Activation of
receptor tyrosine kinases (RTK) plays a key role in the prognosis of
mammary cancer.
Lapatinib is a small molecule dual RTK inhibitor that targets
epidermal growth factor receptor (EGFR) and
human epidermal growth factor receptor 2 (HER2). Identifying the
protein targets involved in the effects of
lapatinib and other RTK inhibitors might help determine why preventive efficacy varies. In this study, female Sprague-Dawley rats were given
methylnitrosourea (MNU) by
intravenous injection resulting in the development of multiple
estrogen receptor-positive
tumors.
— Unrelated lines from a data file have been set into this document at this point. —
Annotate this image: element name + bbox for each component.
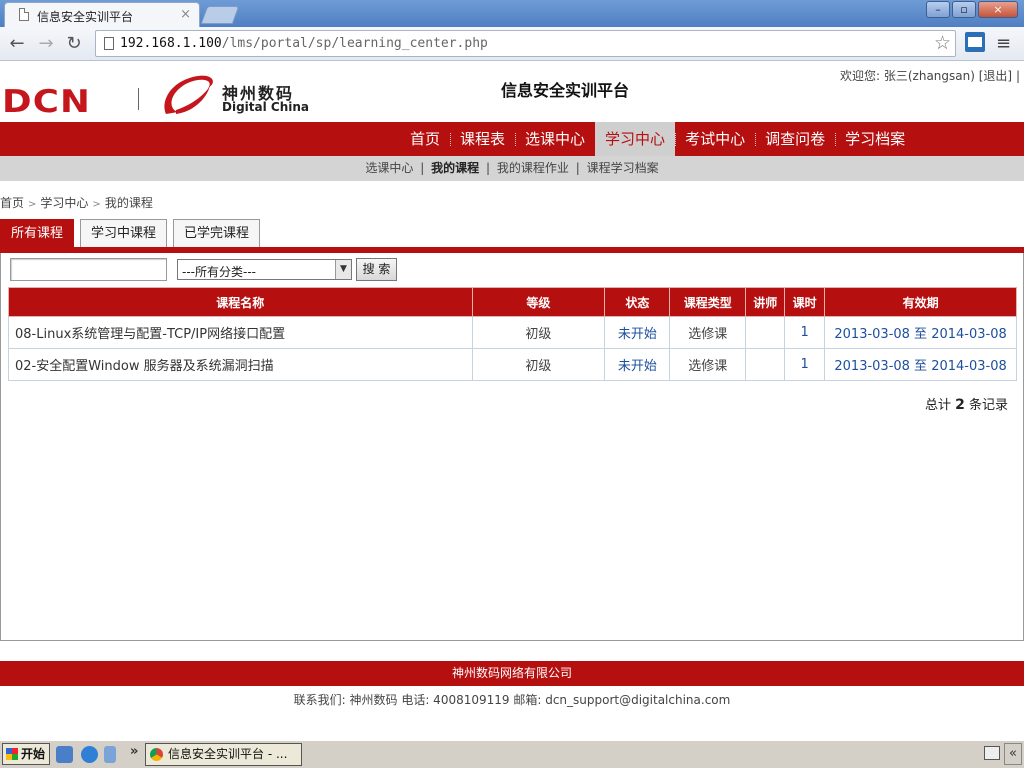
search-input[interactable] [10, 258, 167, 281]
total-count: 2 [955, 397, 965, 413]
nav-learning-center[interactable]: 学习中心 [595, 122, 676, 156]
breadcrumb: 首页 > 学习中心 > 我的课程 [0, 196, 153, 210]
table-row: 08-Linux系统管理与配置-TCP/IP网络接口配置 初级 未开始 选修课 … [8, 316, 1017, 349]
subnav-my-assignments[interactable]: 我的课程作业 [497, 161, 569, 175]
nav-survey[interactable]: 调查问卷 [755, 122, 835, 156]
subnav-learning-archive[interactable]: 课程学习档案 [587, 161, 659, 175]
table-header-row: 课程名称 等级 状态 课程类型 讲师 课时 有效期 [8, 287, 1017, 317]
col-course-name: 课程名称 [8, 287, 473, 317]
breadcrumb-my-courses: 我的课程 [104, 196, 153, 210]
chevron-down-icon[interactable]: ▼ [335, 260, 351, 279]
category-selected-value: ---所有分类--- [182, 265, 256, 279]
col-teacher: 讲师 [745, 287, 786, 317]
bookmark-star-icon[interactable]: ☆ [934, 32, 951, 54]
logout-link[interactable]: [退出] [979, 69, 1012, 83]
nav-schedule[interactable]: 课程表 [450, 122, 515, 156]
tray-expand-icon[interactable]: « [1004, 743, 1022, 765]
new-tab-button[interactable] [200, 6, 240, 24]
total-records: 总计 2 条记录 [924, 397, 1008, 413]
nav-exam-center[interactable]: 考试中心 [675, 122, 755, 156]
course-name[interactable]: 08-Linux系统管理与配置-TCP/IP网络接口配置 [8, 316, 473, 349]
forward-arrow-icon[interactable]: → [35, 33, 57, 55]
course-name[interactable]: 02-安全配置Window 服务器及系统漏洞扫描 [8, 348, 473, 381]
tab-completed-courses[interactable]: 已学完课程 [173, 219, 261, 247]
browser-toolbar: ← → ↻ 192.168.1.100/lms/portal/sp/learni… [0, 27, 1024, 61]
subnav-course-selection[interactable]: 选课中心 [365, 161, 413, 175]
category-select[interactable]: ---所有分类--- ▼ [177, 259, 352, 280]
os-taskbar: 开始 » 信息安全实训平台 - ... « [0, 740, 1024, 768]
taskbar-item-browser[interactable]: 信息安全实训平台 - ... [145, 743, 302, 766]
tab-in-progress-courses[interactable]: 学习中课程 [80, 219, 168, 247]
welcome-bar: 欢迎您: 张三(zhangsan) [退出] | [840, 67, 1020, 84]
close-window-button[interactable]: × [978, 1, 1018, 18]
tab-close-icon[interactable]: × [180, 7, 191, 22]
course-validity: 2013-03-08 至 2014-03-08 [824, 348, 1017, 381]
back-arrow-icon[interactable]: ← [6, 33, 28, 55]
course-status[interactable]: 未开始 [604, 316, 671, 349]
logo-english-name: Digital China [222, 100, 310, 114]
nav-learning-archive[interactable]: 学习档案 [835, 122, 915, 156]
browser-menu-icon[interactable]: ≡ [996, 33, 1011, 54]
course-hours[interactable]: 1 [784, 348, 826, 381]
subnav-my-courses[interactable]: 我的课程 [431, 161, 479, 175]
course-tabs: 所有课程 学习中课程 已学完课程 [0, 219, 266, 247]
breadcrumb-learning-center[interactable]: 学习中心 [40, 196, 88, 210]
extension-icon[interactable] [965, 32, 985, 52]
browser-tab-strip: 信息安全实训平台 × – ▫ × [0, 0, 1024, 27]
col-course-type: 课程类型 [669, 287, 747, 317]
course-level: 初级 [471, 316, 606, 349]
reload-icon[interactable]: ↻ [63, 33, 85, 55]
show-desktop-icon[interactable] [56, 746, 73, 763]
user-name: 张三(zhangsan) [883, 69, 975, 83]
main-nav: 首页 课程表 选课中心 学习中心 考试中心 调查问卷 学习档案 [0, 122, 1024, 156]
page-info-icon [104, 37, 114, 50]
welcome-label: 欢迎您: [839, 69, 881, 83]
sub-nav: 选课中心 | 我的课程 | 我的课程作业 | 课程学习档案 [0, 156, 1024, 181]
window-controls: – ▫ × [926, 1, 1018, 18]
minimize-button[interactable]: – [926, 1, 950, 18]
col-level: 等级 [471, 287, 606, 317]
keyboard-tray-icon[interactable] [984, 746, 1000, 760]
footer-company: 神州数码网络有限公司 [0, 661, 1024, 686]
course-type: 选修课 [669, 316, 747, 349]
course-teacher [745, 316, 786, 349]
tab-title: 信息安全实训平台 [37, 10, 134, 24]
col-status: 状态 [604, 287, 671, 317]
course-teacher [745, 348, 786, 381]
table-row: 02-安全配置Window 服务器及系统漏洞扫描 初级 未开始 选修课 1 20… [8, 348, 1017, 381]
tab-all-courses[interactable]: 所有课程 [0, 219, 75, 247]
course-level: 初级 [471, 348, 606, 381]
nav-home[interactable]: 首页 [400, 122, 450, 156]
course-status[interactable]: 未开始 [604, 348, 671, 381]
restore-button[interactable]: ▫ [952, 1, 976, 18]
course-hours[interactable]: 1 [784, 316, 826, 349]
ie-browser-icon[interactable] [81, 746, 98, 763]
quick-launch-overflow-icon[interactable]: » [130, 744, 138, 759]
browser-tab[interactable]: 信息安全实训平台 × [4, 2, 200, 27]
col-validity: 有效期 [824, 287, 1017, 317]
breadcrumb-home[interactable]: 首页 [0, 196, 24, 210]
quick-launch-icon[interactable] [104, 746, 116, 763]
address-bar[interactable]: 192.168.1.100/lms/portal/sp/learning_cen… [95, 30, 956, 57]
url-text: 192.168.1.100/lms/portal/sp/learning_cen… [120, 36, 488, 51]
nav-course-selection[interactable]: 选课中心 [515, 122, 595, 156]
welcome-separator: | [1015, 69, 1020, 83]
col-hours: 课时 [784, 287, 826, 317]
start-button[interactable]: 开始 [2, 743, 50, 765]
footer-contact: 联系我们: 神州数码 电话: 4008109119 邮箱: dcn_suppor… [293, 693, 731, 707]
course-validity: 2013-03-08 至 2014-03-08 [824, 316, 1017, 349]
course-type: 选修课 [669, 348, 747, 381]
course-table: 课程名称 等级 状态 课程类型 讲师 课时 有效期 08-Linux系统管理与配… [8, 287, 1017, 381]
search-button[interactable]: 搜 索 [356, 258, 397, 281]
page-icon [19, 8, 29, 21]
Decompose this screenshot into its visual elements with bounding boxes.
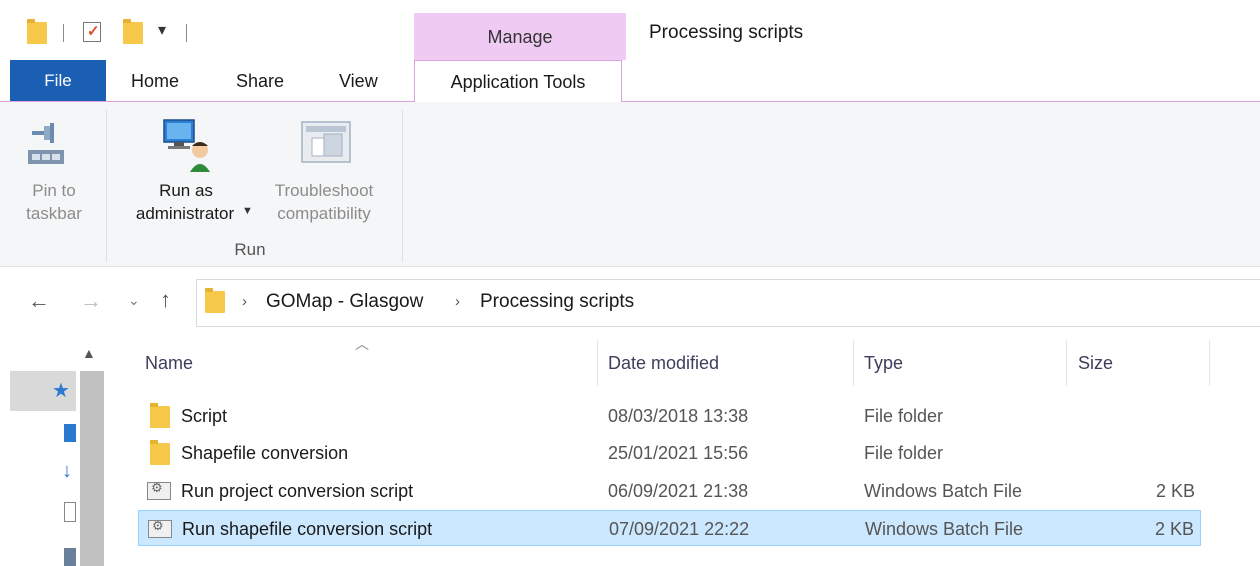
- pin-label-line2: taskbar: [26, 204, 82, 223]
- up-button[interactable]: ↑: [160, 287, 171, 313]
- run-as-admin-icon[interactable]: [160, 116, 216, 174]
- toolbar-separator: [186, 24, 187, 42]
- tab-file[interactable]: File: [10, 60, 106, 101]
- file-type: File folder: [864, 443, 944, 463]
- ribbon-group-run-label: Run: [234, 240, 266, 259]
- troubleshoot-label-line1: Troubleshoot: [274, 181, 374, 200]
- file-date: 08/03/2018 13:38: [608, 406, 749, 426]
- file-name: Run shapefile conversion script: [182, 519, 433, 539]
- file-type: File folder: [864, 406, 944, 426]
- run-as-admin-dropdown-icon[interactable]: ▼: [242, 205, 253, 217]
- column-header-date[interactable]: Date modified: [608, 353, 719, 374]
- breadcrumb-chevron[interactable]: ›: [455, 293, 460, 310]
- file-name: Shapefile conversion: [181, 443, 349, 463]
- file-row-selected[interactable]: Run shapefile conversion script 07/09/20…: [138, 510, 1201, 546]
- file-date: 06/09/2021 21:38: [608, 481, 749, 501]
- troubleshoot-compatibility-icon[interactable]: [300, 120, 352, 164]
- column-separator[interactable]: [853, 340, 854, 386]
- file-row[interactable]: Shapefile conversion 25/01/2021 15:56 Fi…: [138, 435, 1201, 471]
- column-header-size[interactable]: Size: [1078, 353, 1113, 374]
- pictures-icon[interactable]: [64, 548, 76, 566]
- nav-pane-scrollbar[interactable]: [80, 371, 104, 566]
- file-size: 2 KB: [1154, 519, 1194, 539]
- quick-access-star-icon: ★: [52, 380, 70, 402]
- ribbon-separator: [402, 110, 403, 262]
- quick-access-toolbar: ✓ ▾: [0, 0, 1260, 60]
- forward-button[interactable]: →: [80, 288, 102, 314]
- batch-file-icon: [147, 480, 171, 500]
- column-separator[interactable]: [1209, 340, 1210, 386]
- tab-home[interactable]: Home: [131, 60, 179, 101]
- desktop-icon[interactable]: [64, 424, 76, 442]
- column-separator[interactable]: [1066, 340, 1067, 386]
- downloads-icon[interactable]: ↓: [62, 460, 72, 483]
- manage-tab-label: Manage: [487, 27, 553, 47]
- properties-icon[interactable]: ✓: [83, 22, 101, 42]
- file-row[interactable]: Run project conversion script 06/09/2021…: [138, 473, 1201, 509]
- column-header-name[interactable]: Name: [145, 353, 193, 374]
- breadcrumb-gomap-glasgow[interactable]: GOMap - Glasgow: [266, 291, 423, 313]
- recent-locations-dropdown[interactable]: ⌄: [128, 292, 140, 309]
- tab-view[interactable]: View: [339, 60, 378, 101]
- back-button[interactable]: ←: [28, 288, 50, 314]
- breadcrumb-chevron[interactable]: ›: [242, 293, 247, 310]
- file-date: 07/09/2021 22:22: [609, 519, 750, 539]
- file-row[interactable]: Script 08/03/2018 13:38 File folder: [138, 398, 1201, 434]
- documents-icon[interactable]: [64, 502, 76, 522]
- new-folder-icon[interactable]: [123, 19, 143, 44]
- sort-ascending-icon: ︿: [355, 336, 369, 352]
- tab-application-tools[interactable]: Application Tools: [414, 60, 622, 102]
- ribbon-tab-row: [0, 60, 1260, 102]
- toolbar-separator: [63, 24, 64, 42]
- file-name: Run project conversion script: [181, 481, 414, 501]
- ribbon-separator: [106, 110, 107, 262]
- file-type: Windows Batch File: [865, 519, 1024, 539]
- customize-toolbar-icon[interactable]: ▾: [158, 20, 166, 40]
- window-title: Processing scripts: [649, 22, 804, 43]
- nav-pane-scroll-up[interactable]: ▲: [82, 345, 96, 361]
- folder-icon[interactable]: [27, 19, 47, 44]
- troubleshoot-label-line2: compatibility: [277, 204, 371, 223]
- tab-share[interactable]: Share: [236, 60, 284, 101]
- file-date: 25/01/2021 15:56: [608, 443, 749, 463]
- folder-icon: [150, 403, 170, 428]
- file-size: 2 KB: [1155, 481, 1195, 501]
- file-type: Windows Batch File: [864, 481, 1023, 501]
- file-name: Script: [181, 406, 228, 426]
- breadcrumb-processing-scripts[interactable]: Processing scripts: [480, 291, 634, 313]
- pin-icon: [28, 123, 64, 164]
- run-as-admin-label-line1: Run as: [159, 181, 213, 200]
- pin-label-line1: Pin to: [32, 181, 76, 200]
- address-folder-icon: [205, 288, 225, 313]
- column-header-type[interactable]: Type: [864, 353, 903, 374]
- folder-icon: [150, 440, 170, 465]
- run-as-admin-label-line2: administrator: [135, 204, 235, 223]
- batch-file-icon: [148, 518, 172, 538]
- column-separator[interactable]: [597, 340, 598, 386]
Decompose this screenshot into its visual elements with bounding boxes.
Treatment with
lapatinib beginning 5 days after MNU was highly effective in preventing
cancer development. In addition, we treated rats with palpable mammary
tumors with
lapatinib daily. In these
tumor-bearing animals, treatment continued for 42 days and therapeutic results were obtained. Some rats bearing
cancers were treated for 5 days, and the resulting lesions were examined for
biomarker modulation.
Lapatinib effectively suppressed the abundance of HER2, phosphorylated HER2 (Tyr1221/1222), and phosphorylated EGFR (Tyr1173, Tyr1110) compared with
tumors from untreated rats.
Protein array analyses allowed parallel determination of the effect of
lapatinib on the relative levels of
protein phosphorylation and
proteins associated with apoptosis. These results combined with immunoreactivity data indicated that, in addition to EGFR and HER2,
lapatinib treatment was associated with changes in a number of other signaling molecules, including IGF-1R, Akt, and downstream targets such as GSK3, p27, p53, and
cyclin D1 presumably leading to impaired proliferation, apoptosis, or cell-cycle arrest.